The post-larval migration of E. soleae on the host’s surface ranges from 10–40 days; maintenance of navigational signals must remain intact over the entire period of migration.

During migration, E. soleae larva utilizes the physical features of the host's scales as guidance for movement towards the head. The haptor attaches to the host’s scales as a lock and key mechanism where the axis of the haptor aligns with the longitudinal axis of the sole towards the head.

== Egg ==
Adult E. soleae lays tetrahedral eggs that have a tanned protein shell. A detachable operculum constitutes one of the tetrahedron corners of the egg. The cap-like operculum is bonded to the rest of the egg-shell by a thin cement layer. The opercular bond is strong, and operculum detachment only occurs through the actions of oncomiracidium and the secretion of hatching fluid by glands from the head region. The oncomiracidium of E. soleae escapes through an aperture of the operculum during hatching.

The eggshell of E. soleae has a similar structural appearance to those of Fasciola hepatica, but without a membrane on the egg-shell lining.
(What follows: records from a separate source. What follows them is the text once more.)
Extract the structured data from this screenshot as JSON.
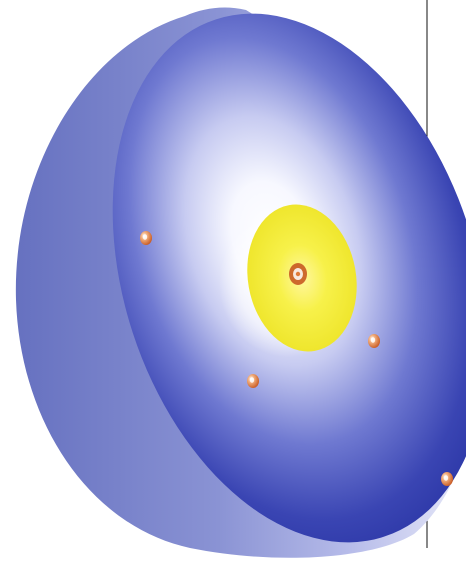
{
  "diagram": {
    "description_text": "",
    "colors": {
      "background": "#ffffff",
      "outer_shell_dark": "#2b36a6",
      "outer_shell_light": "#e7e9f7",
      "inner_glow": "#ffffff",
      "core_yellow": "#f5f03a",
      "particle_orange": "#e07a3a",
      "guide_line": "#111111"
    },
    "icons": {
      "sphere": "hemisphere-cutaway-icon",
      "core": "glowing-core-icon",
      "particle": "particle-dot-icon"
    },
    "particles_count": 5
  }
}
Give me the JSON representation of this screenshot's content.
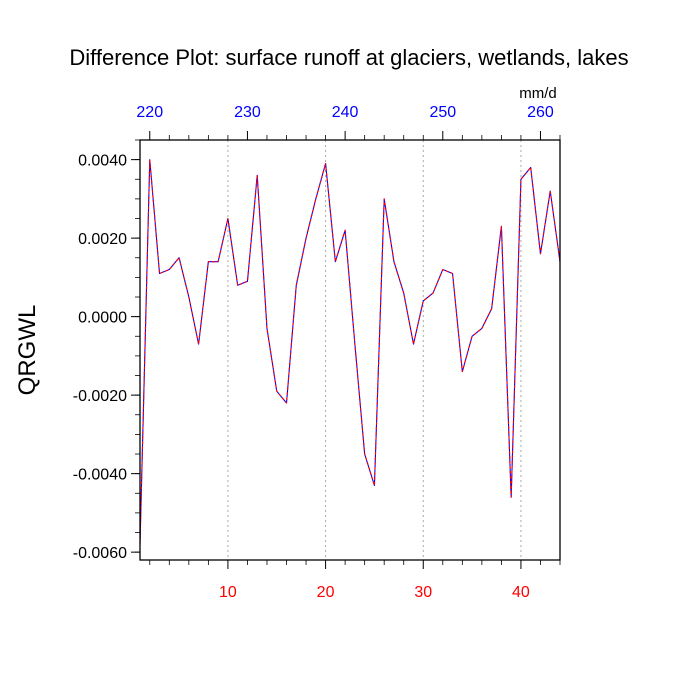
{
  "chart_data": {
    "type": "line",
    "title": "Difference Plot: surface runoff at glaciers, wetlands, lakes",
    "ylabel": "QRGWL",
    "units": "mm/d",
    "xlim": [
      1,
      44
    ],
    "ylim": [
      -0.0062,
      0.0045
    ],
    "x_ticks_bottom": [
      10,
      20,
      30,
      40
    ],
    "x_ticks_top_labels": [
      "220",
      "230",
      "240",
      "250",
      "260"
    ],
    "x_ticks_top_positions": [
      2,
      12,
      22,
      32,
      42
    ],
    "y_ticks": [
      {
        "value": 0.004,
        "label": "0.0040"
      },
      {
        "value": 0.002,
        "label": "0.0020"
      },
      {
        "value": 0.0,
        "label": "0.0000"
      },
      {
        "value": -0.002,
        "label": "-0.0020"
      },
      {
        "value": -0.004,
        "label": "-0.0040"
      },
      {
        "value": -0.006,
        "label": "-0.0060"
      }
    ],
    "grid_x": [
      10,
      20,
      30,
      40
    ],
    "colors": {
      "bottom_axis_labels": "#ff0000",
      "top_axis_labels": "#0000ff",
      "series_red": "#ff0000",
      "series_blue": "#0000ff",
      "grid": "#aaaaaa"
    },
    "series": [
      {
        "x": [
          1,
          2,
          3,
          4,
          5,
          6,
          7,
          8,
          9,
          10,
          11,
          12,
          13,
          14,
          15,
          16,
          17,
          18,
          19,
          20,
          21,
          22,
          23,
          24,
          25,
          26,
          27,
          28,
          29,
          30,
          31,
          32,
          33,
          34,
          35,
          36,
          37,
          38,
          39,
          40,
          41,
          42,
          43,
          44
        ],
        "values": [
          -0.0058,
          0.004,
          0.0011,
          0.0012,
          0.0015,
          0.0005,
          -0.0007,
          0.0014,
          0.0014,
          0.0025,
          0.0008,
          0.0009,
          0.0036,
          -0.0003,
          -0.0019,
          -0.0022,
          0.0008,
          0.002,
          0.003,
          0.0039,
          0.0014,
          0.0022,
          -0.0007,
          -0.0035,
          -0.0043,
          0.003,
          0.0014,
          0.0006,
          -0.0007,
          0.0004,
          0.0006,
          0.0012,
          0.0011,
          -0.0014,
          -0.0005,
          -0.0003,
          0.0002,
          0.0023,
          -0.0046,
          0.0035,
          0.0038,
          0.0016,
          0.0032,
          0.0014
        ]
      }
    ]
  }
}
The egg's shell is produced by integration of shell material droplets from vitelline cells. Hatching occurs via chemical removal of the opercular cement and physical rupture of the rest of the egg-shell and opercular bond.

Egg hatching of E. soleae induces a releaser response where the larva swims up and down the water column in the ocean to find the sole host.

=== Hatching strategies ===
E. soleae consist of two hatching strategies: quick hatching in the presence of sole skin mucus and spontaneous hatching in the absence of the host. During the natural cycle of illumination, egg hatching is rhythmical: most larvae emerge a few hours after dawn. When fully developed eggs are in contact with sole body mucus during the illumination cycle, hatching is enhanced. The enhanced egg hatching indicates that the sole body mucus contains a potent hatching stimulant.